Originally Posted by *Nealbopper*  
_Coyote bait. Goe get it before it all rots out. Steak it down. Grab your gun and sit back and get ready. Yotes are hungry and will come to just about anything now. Have tracks through my front yard._
Not to stir the speculative pot, but you can only hunt over game during their respectable seasons. Deer are not in season, so you can't coyote hunt over it as bait.


----------



## malainse (Sep 2, 2002)

My bad.......


----------



## Mitchell Ulrich (Sep 10, 2007)

That is a Fur Harvester/Trapping Reg.

I knew that roadkill was ok...from ASK the DNR...

Yes, you can hunt coyote over bait. If you are a trapper, however, please be reminded that the use of game animals (rabbits, grouse, deer, etc) as bait for trapping is prohibited.

Yes, for hunting purposes road killed animals may be used for bait. If you take possession, move or transport a road killed deer or bear carcass, a road killed permit must be acquired. The permit can be obtained from any law enforcement agency. A permit would not be required to simply hunt over a deer or bear carcass where it is found in the woods. Other road killed animals may be picked up only if the season is open and you have the appropriate license to possess the animal.

The carcass in question is from a left over Deer shot legally and using that remains as Bait. Which I believe IS legal. I just haven't found the Regulation regarding that.

Mitch


----------



## Mitchell Ulrich (Sep 10, 2007)

I think I found the answer!

I don't believe that there is much of a difference between buthcered livestock and a processed Deer. Regardles of what month of the year.

Mitch

Coyote hunting, road killed deer, livestock, bait - Legal to use?







Question ---- 09/30/2002 06:47 PM ---------------------------------------------
If I get a permit for a road killed deer, can I use it for baiting in coyotes and hunting over the bait? If not, can I use dead livestock as bait to hunt coyotes?







Answer At 10/03/2002 08:46 AM we wrote - 

Both are legal for hunting coyotes.


----------



## retubjb (Sep 18, 2008)

According to the hunting/trapping guide, game animals can be used for bait during their open seasons.

Bait​Trappers may use game animals and game birds or their parts, lawfully taken and possessed, only during the open season for those animals or birds. No other game or protected animals or birds may be used as bait. Your bait should be placed where it is not visible to nontarget species such as owls, hawks and eagles.​


----------



## 22 Chuck (Feb 2, 2006)

Deer season is not open now.

The wording quoted apparently was changed this year. Has been discussion on this and other sites.

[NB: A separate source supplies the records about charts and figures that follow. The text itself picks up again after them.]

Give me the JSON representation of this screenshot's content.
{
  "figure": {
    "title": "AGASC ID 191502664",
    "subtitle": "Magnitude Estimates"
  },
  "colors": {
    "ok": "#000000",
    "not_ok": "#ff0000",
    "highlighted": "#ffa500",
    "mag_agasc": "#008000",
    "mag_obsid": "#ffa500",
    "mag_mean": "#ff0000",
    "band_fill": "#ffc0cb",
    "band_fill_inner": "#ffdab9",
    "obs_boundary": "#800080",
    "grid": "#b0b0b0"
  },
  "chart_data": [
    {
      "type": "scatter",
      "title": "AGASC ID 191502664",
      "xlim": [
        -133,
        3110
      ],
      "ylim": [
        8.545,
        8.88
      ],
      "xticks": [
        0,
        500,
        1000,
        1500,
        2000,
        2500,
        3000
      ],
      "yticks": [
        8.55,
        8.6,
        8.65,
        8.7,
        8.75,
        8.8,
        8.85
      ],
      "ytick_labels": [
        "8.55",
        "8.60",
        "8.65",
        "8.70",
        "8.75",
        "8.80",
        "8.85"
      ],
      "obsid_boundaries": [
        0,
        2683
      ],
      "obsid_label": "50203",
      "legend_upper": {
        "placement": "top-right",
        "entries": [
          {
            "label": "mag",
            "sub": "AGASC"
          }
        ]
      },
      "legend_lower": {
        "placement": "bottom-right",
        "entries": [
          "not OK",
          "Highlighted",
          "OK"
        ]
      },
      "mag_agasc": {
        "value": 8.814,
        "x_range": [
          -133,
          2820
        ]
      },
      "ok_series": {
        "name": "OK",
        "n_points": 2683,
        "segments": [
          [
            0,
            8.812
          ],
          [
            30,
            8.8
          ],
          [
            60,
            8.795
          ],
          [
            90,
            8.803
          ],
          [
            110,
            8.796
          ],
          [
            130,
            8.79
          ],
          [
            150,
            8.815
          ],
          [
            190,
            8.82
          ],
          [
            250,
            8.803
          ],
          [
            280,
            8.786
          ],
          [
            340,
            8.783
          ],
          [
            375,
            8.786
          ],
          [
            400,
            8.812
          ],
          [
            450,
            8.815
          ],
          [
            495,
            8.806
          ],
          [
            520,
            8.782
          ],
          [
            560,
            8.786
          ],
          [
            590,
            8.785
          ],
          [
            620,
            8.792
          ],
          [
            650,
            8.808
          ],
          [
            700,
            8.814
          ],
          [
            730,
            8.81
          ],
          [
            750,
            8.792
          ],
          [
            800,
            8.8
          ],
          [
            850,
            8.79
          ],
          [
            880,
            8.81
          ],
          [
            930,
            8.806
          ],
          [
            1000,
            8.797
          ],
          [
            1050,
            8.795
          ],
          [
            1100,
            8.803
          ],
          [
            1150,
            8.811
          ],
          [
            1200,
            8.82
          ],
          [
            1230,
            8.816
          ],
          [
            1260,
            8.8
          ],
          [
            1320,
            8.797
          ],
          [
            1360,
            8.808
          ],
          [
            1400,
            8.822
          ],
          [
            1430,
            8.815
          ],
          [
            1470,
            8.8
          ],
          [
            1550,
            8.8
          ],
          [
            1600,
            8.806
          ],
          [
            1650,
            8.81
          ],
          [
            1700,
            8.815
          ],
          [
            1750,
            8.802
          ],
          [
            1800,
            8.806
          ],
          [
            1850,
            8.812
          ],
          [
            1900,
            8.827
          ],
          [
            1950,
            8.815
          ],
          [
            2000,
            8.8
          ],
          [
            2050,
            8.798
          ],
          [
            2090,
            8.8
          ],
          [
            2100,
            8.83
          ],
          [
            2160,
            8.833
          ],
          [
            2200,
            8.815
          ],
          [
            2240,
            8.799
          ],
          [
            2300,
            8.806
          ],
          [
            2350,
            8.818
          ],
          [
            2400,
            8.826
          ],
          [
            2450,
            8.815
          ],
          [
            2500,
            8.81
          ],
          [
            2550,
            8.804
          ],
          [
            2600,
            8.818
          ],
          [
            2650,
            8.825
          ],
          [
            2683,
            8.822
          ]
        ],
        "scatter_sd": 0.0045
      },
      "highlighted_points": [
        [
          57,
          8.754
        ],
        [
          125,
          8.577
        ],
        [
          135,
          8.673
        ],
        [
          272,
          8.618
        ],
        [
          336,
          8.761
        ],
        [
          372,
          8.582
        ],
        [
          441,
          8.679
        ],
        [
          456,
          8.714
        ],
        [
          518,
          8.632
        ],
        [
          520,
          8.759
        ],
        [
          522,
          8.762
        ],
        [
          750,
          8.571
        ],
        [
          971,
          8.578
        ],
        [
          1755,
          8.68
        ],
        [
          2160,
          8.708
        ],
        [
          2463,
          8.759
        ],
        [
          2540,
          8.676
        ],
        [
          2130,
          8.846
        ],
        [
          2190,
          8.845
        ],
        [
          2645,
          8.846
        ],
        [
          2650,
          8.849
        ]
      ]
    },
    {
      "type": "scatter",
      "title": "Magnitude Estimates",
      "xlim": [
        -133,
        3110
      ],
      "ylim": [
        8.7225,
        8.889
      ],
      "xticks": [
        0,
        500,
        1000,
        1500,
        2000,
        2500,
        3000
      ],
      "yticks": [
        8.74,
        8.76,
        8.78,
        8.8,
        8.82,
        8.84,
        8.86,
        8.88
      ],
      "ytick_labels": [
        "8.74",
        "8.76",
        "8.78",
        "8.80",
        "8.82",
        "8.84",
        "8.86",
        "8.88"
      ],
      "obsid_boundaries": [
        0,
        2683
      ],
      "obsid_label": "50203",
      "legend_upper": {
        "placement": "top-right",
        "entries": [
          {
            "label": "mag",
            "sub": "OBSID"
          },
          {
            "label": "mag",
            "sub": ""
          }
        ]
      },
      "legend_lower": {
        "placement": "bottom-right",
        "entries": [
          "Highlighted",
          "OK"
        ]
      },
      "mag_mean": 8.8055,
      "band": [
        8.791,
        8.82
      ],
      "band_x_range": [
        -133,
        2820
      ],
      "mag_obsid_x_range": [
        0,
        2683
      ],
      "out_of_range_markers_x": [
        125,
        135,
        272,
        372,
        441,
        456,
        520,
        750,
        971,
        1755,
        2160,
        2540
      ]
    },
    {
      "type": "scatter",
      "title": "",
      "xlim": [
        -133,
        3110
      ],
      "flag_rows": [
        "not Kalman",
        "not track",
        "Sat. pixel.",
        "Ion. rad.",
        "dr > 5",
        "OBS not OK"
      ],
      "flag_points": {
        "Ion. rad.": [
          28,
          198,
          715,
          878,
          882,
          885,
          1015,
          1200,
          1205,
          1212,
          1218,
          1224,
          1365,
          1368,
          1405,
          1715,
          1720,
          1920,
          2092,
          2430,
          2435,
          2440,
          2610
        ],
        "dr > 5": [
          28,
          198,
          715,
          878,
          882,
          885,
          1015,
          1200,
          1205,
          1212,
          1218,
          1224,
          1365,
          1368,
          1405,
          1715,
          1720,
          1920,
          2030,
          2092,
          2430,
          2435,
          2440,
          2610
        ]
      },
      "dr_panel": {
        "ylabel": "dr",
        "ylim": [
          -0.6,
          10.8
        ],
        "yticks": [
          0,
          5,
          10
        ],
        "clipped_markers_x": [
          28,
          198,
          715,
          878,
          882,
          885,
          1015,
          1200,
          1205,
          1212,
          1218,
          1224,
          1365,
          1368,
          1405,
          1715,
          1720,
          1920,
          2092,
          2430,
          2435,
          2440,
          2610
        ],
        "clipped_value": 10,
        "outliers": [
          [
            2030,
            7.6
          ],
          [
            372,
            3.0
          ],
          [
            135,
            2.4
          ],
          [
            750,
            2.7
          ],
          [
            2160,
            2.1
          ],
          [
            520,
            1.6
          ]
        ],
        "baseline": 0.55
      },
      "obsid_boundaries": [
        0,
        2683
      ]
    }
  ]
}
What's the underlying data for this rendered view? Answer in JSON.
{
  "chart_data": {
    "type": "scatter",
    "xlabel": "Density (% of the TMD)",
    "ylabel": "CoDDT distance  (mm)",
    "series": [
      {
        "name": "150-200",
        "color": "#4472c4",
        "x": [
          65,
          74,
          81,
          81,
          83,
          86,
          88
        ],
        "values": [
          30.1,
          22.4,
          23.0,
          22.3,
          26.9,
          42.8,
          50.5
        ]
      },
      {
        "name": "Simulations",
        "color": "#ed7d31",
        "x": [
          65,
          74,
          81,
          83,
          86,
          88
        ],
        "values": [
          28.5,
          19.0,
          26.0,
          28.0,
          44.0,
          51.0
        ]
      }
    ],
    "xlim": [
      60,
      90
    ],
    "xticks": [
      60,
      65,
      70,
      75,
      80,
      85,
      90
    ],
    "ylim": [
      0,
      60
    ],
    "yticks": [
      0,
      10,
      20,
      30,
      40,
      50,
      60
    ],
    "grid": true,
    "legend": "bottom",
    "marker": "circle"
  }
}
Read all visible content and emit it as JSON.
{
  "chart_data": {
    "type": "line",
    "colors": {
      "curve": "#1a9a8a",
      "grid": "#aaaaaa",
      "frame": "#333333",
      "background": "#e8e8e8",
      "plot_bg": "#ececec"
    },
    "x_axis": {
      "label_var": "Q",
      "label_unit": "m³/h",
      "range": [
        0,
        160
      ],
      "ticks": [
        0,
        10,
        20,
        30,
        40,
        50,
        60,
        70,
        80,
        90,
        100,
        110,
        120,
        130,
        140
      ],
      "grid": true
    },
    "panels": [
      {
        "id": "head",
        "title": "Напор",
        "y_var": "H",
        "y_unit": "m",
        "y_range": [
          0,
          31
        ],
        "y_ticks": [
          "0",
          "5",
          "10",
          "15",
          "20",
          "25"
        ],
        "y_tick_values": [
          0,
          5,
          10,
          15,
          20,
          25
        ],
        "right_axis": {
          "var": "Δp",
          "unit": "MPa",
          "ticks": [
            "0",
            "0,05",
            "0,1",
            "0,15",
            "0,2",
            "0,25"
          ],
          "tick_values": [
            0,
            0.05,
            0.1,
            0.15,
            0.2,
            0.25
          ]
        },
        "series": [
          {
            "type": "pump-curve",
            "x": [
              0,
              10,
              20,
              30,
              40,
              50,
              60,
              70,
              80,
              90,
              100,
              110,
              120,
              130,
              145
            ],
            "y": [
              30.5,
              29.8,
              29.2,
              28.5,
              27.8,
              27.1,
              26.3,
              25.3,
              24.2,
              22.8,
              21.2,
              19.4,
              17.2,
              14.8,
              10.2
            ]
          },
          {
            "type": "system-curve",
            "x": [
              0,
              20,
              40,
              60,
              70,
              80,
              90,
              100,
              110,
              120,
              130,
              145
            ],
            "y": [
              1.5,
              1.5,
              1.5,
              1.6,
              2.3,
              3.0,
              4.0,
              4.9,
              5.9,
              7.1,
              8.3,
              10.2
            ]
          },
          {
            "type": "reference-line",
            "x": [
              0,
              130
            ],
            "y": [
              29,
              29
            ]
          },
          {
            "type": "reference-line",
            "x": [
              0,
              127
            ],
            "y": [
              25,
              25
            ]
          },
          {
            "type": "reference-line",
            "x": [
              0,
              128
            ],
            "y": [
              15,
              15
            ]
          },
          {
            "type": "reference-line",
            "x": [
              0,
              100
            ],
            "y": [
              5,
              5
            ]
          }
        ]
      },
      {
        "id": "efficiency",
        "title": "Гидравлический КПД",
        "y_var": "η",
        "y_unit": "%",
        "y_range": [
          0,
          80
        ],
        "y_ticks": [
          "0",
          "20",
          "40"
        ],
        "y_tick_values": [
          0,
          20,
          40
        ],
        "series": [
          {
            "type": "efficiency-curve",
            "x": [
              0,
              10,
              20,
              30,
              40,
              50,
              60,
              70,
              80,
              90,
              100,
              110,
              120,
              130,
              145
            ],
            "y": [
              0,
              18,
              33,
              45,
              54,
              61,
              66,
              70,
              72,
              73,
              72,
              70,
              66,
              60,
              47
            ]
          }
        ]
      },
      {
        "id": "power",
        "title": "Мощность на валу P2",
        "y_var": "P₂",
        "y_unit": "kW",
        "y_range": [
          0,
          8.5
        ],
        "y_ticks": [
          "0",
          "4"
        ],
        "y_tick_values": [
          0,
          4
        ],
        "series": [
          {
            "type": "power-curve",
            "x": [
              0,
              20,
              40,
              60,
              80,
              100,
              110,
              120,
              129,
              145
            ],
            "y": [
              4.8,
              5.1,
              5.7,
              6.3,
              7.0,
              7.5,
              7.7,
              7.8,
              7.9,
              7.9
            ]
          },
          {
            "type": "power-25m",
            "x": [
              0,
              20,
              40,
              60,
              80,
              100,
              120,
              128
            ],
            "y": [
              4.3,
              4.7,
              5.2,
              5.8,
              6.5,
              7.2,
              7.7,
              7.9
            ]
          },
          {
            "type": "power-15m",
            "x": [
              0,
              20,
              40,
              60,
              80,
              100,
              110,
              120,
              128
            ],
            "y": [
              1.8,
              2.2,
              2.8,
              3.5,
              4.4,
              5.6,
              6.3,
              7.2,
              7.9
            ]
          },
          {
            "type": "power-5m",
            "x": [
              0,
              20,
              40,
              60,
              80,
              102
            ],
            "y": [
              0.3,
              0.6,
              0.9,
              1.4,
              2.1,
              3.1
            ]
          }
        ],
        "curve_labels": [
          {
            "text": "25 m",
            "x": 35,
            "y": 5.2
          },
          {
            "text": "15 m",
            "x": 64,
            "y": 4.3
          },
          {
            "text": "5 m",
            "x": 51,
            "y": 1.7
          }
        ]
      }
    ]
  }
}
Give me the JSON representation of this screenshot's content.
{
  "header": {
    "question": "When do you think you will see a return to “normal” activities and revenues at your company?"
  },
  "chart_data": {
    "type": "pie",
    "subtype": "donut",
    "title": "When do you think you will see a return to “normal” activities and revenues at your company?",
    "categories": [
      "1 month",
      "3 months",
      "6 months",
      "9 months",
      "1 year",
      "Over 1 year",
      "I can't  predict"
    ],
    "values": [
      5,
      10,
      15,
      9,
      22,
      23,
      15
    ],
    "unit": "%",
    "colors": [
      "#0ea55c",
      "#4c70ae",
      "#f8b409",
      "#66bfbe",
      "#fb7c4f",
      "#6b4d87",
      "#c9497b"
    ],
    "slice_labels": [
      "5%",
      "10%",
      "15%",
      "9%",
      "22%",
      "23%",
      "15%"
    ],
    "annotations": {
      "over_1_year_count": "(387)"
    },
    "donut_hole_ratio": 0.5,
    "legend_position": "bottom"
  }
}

Maybe the CO will set us straight. Maybe we need to get the rule changed..


----------



## grouly925 (Dec 6, 2006)

I made the comment in the other post based on information I've seen here as well as the above excerpt from the hunting guide. The way it sounds, it would be illegal.


----------



## JWICKLUND (Feb 13, 2005)

The law does not prohibit a person from using the carcasses and parts thereof of game animals or game birds, lawfully taken and possessed during their open season, as bait for trapping. 
The car deer permit was initially issued for an individual to salvage the meat of a deer or bear for consumption. It has since evolved into what we have now. Guys tying them to trees or staking them down and hunting animals over them. As long as the individual can produce a permit upon request, a legally obtained car killed deer can be used for bait as an aid in predator hunting.​


----------